The use of advanced imaging techniques, such as Optical Coherence Tomography Angiography (OCTA), has demonstrated significant impairment in the choriocapillaris, the dense network of blood vessels in the choroid. These findings highlight that microvascular impairment in the eye often mirrors the vascular problems occurring in other vital organs.

Ophthalmic Screening and Management Strategies

Given the wide range of potential ocular involvement, regular ophthalmic screening is important for individuals diagnosed with Scleroderma. A comprehensive eye examination allows for the early detection and management of both common surface issues and less frequent, but more serious, internal complications. Screening typically involves a slit lamp examination to assess the anterior segment, checking for signs of dry eye and eyelid changes.

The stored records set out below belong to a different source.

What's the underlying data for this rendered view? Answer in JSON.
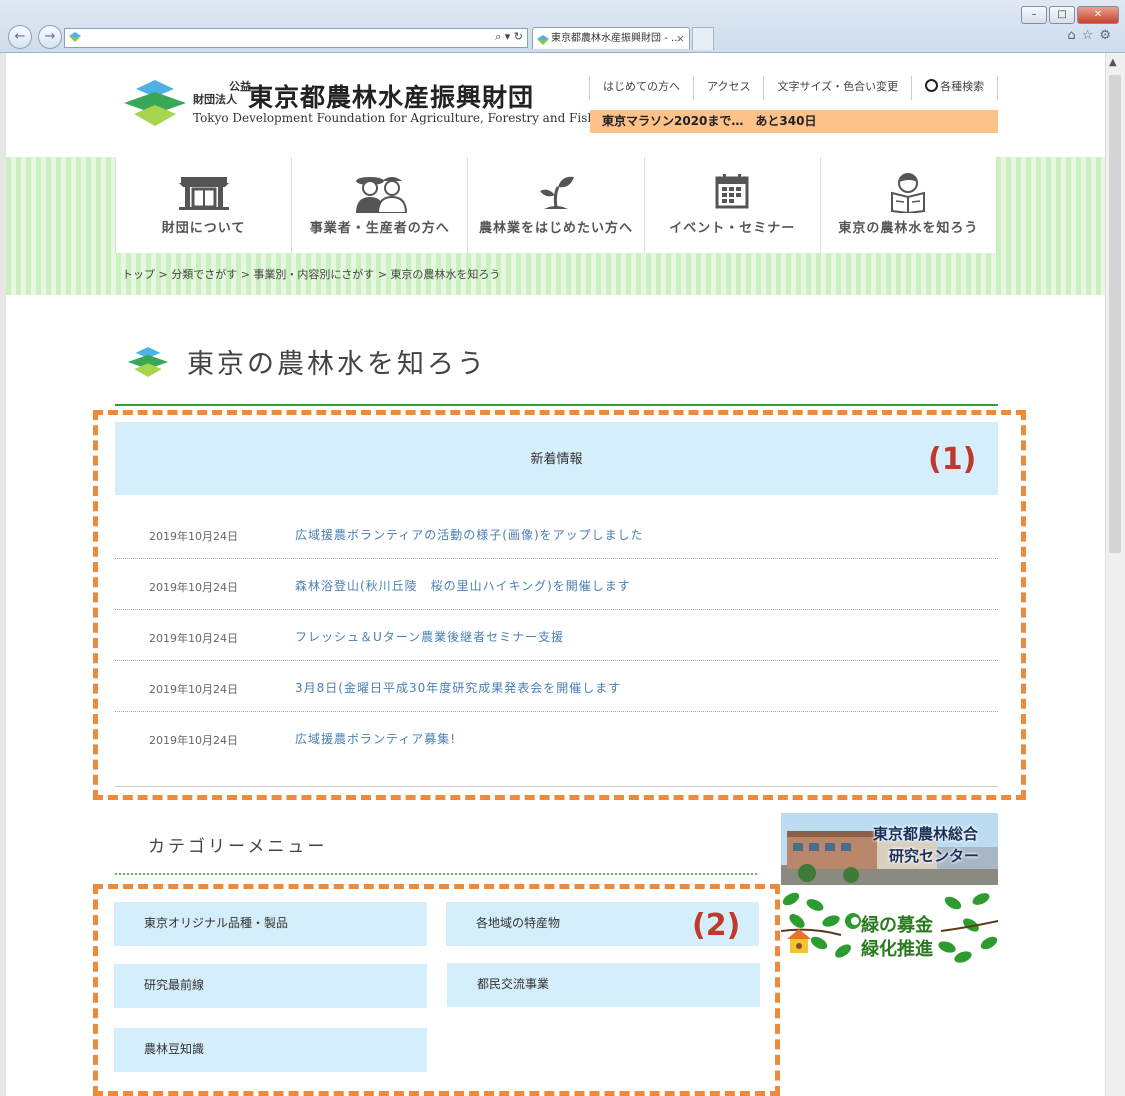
{
  "browser": {
    "tab_title": "東京都農林水産振興財団 - ...",
    "tab_close": "×",
    "address_tools": "⌕ ▾ ↻",
    "icons": [
      "back-icon",
      "forward-icon",
      "home-icon",
      "star-icon",
      "gear-icon"
    ]
  },
  "header": {
    "org_prefix_1": "公益",
    "org_prefix_2": "財団法人",
    "org_name": "東京都農林水産振興財団",
    "org_name_en": "Tokyo Development Foundation for Agriculture, Forestry and Fisheries",
    "links": [
      "はじめての方へ",
      "アクセス",
      "文字サイズ・色合い変更",
      "各種検索"
    ],
    "countdown": "東京マラソン2020まで…　あと340日"
  },
  "nav": {
    "items": [
      {
        "label": "財団について",
        "icon": "building-icon"
      },
      {
        "label": "事業者・生産者の方へ",
        "icon": "farmers-icon"
      },
      {
        "label": "農林業をはじめたい方へ",
        "icon": "sprout-icon"
      },
      {
        "label": "イベント・セミナー",
        "icon": "calendar-icon"
      },
      {
        "label": "東京の農林水を知ろう",
        "icon": "reader-icon"
      }
    ]
  },
  "breadcrumb": "トップ > 分類でさがす > 事業別・内容別にさがす > 東京の農林水を知ろう",
  "page": {
    "title": "東京の農林水を知ろう"
  },
  "news": {
    "heading": "新着情報",
    "marker": "(1)",
    "items": [
      {
        "date": "2019年10月24日",
        "title": "広域援農ボランティアの活動の様子(画像)をアップしました"
      },
      {
        "date": "2019年10月24日",
        "title": "森林浴登山(秋川丘陵　桜の里山ハイキング)を開催します"
      },
      {
        "date": "2019年10月24日",
        "title": "フレッシュ＆Uターン農業後継者セミナー支援"
      },
      {
        "date": "2019年10月24日",
        "title": "3月8日(金曜日平成30年度研究成果発表会を開催します"
      },
      {
        "date": "2019年10月24日",
        "title": "広域援農ボランティア募集!"
      }
    ]
  },
  "category": {
    "title": "カテゴリーメニュー",
    "marker": "(2)",
    "items": [
      "東京オリジナル品種・製品",
      "各地域の特産物",
      "研究最前線",
      "都民交流事業",
      "農林豆知識"
    ]
  },
  "banners": {
    "research_title": "東京都農林総合",
    "research_sub": "研究センター",
    "fund_title": "緑の募金",
    "fund_sub": "緑化推進"
  },
  "colors": {
    "accent_green": "#2fa136",
    "highlight_orange": "#fdc18a",
    "dash_orange": "#ef8a3a",
    "light_blue": "#d5eefb",
    "link_blue": "#4a7fb5",
    "marker_red": "#c0392b"
  }
}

Specific tests are used to quantify the severity of dry eyes, such as the Schirmer’s test, which measures tear production. For internal assessment, a fundoscopy is performed to view the retina and optic nerve, allowing the eye doctor to look for signs of microvascular damage, like cotton wool spots or choroidal thinning.

Ocular Surface Management

Management of dry eye typically begins with frequent use of preservative-free artificial tears to supplement the deficient natural tear film. If over-the-counter drops are insufficient, specialized treatments are necessary. Managing the effects of eyelid tightness also requires a personalized approach to protect the cornea.

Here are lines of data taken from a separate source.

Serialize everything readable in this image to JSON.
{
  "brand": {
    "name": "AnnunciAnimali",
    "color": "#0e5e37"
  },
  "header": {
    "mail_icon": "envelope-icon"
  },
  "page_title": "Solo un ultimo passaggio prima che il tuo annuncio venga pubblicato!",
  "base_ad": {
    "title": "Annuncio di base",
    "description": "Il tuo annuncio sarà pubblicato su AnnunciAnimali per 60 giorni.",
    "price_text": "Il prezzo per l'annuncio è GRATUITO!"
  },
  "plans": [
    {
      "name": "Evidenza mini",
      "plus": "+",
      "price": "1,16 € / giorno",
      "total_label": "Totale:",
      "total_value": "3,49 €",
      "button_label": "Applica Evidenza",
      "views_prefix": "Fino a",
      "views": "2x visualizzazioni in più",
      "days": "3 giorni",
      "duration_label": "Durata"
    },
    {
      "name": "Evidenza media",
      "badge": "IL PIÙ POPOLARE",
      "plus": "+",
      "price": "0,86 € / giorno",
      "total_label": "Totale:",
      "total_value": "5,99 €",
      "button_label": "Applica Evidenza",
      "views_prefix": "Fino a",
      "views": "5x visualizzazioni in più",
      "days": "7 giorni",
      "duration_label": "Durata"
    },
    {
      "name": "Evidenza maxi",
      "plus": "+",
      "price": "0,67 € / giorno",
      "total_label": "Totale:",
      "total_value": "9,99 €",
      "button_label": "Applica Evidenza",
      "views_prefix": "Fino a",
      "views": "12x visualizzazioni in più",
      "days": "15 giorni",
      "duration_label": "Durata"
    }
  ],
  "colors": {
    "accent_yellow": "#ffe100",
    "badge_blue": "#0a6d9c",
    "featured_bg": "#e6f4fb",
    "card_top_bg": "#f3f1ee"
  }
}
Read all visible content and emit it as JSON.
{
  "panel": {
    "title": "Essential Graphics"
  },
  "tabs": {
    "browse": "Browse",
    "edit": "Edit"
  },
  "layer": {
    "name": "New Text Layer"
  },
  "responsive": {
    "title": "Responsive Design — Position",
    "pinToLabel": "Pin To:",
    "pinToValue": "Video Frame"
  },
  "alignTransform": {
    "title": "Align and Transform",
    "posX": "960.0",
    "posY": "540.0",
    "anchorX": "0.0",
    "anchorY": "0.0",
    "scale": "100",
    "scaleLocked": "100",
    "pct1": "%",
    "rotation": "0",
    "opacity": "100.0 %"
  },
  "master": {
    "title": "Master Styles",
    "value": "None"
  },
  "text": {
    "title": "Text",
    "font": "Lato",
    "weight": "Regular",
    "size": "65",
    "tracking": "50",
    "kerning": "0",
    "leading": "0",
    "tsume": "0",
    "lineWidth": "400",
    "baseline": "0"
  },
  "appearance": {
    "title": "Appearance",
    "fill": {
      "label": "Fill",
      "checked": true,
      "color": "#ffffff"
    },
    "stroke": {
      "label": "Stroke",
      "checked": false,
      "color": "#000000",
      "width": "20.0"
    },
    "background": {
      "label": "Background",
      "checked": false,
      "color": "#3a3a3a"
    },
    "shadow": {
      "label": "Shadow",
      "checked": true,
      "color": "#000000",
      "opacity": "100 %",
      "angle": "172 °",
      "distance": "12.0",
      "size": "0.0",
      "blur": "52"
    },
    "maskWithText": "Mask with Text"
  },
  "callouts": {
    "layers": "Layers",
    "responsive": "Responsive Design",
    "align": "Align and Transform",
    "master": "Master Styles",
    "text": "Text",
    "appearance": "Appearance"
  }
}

Treatment strategies for the ocular surface include:

  • Prescription anti-inflammatory drops.
  • Specialized moisture-retaining contact lenses.
  • Punctal plugs, which can be temporarily or permanently inserted into the tear drainage ducts to keep tears on the eye’s surface longer.
  • Lubricating ointments used at night to prevent exposure keratopathy due to incomplete eyelid closure.

Systemic Disease Control

Systemic management of the underlying disease is equally important, requiring close collaboration between the ophthalmologist and the patient’s rheumatologist. Controlling the autoimmune process and vasculopathy through immunosuppressive or vasoactive therapies is the most effective way to protect the retina and choroid from further damage.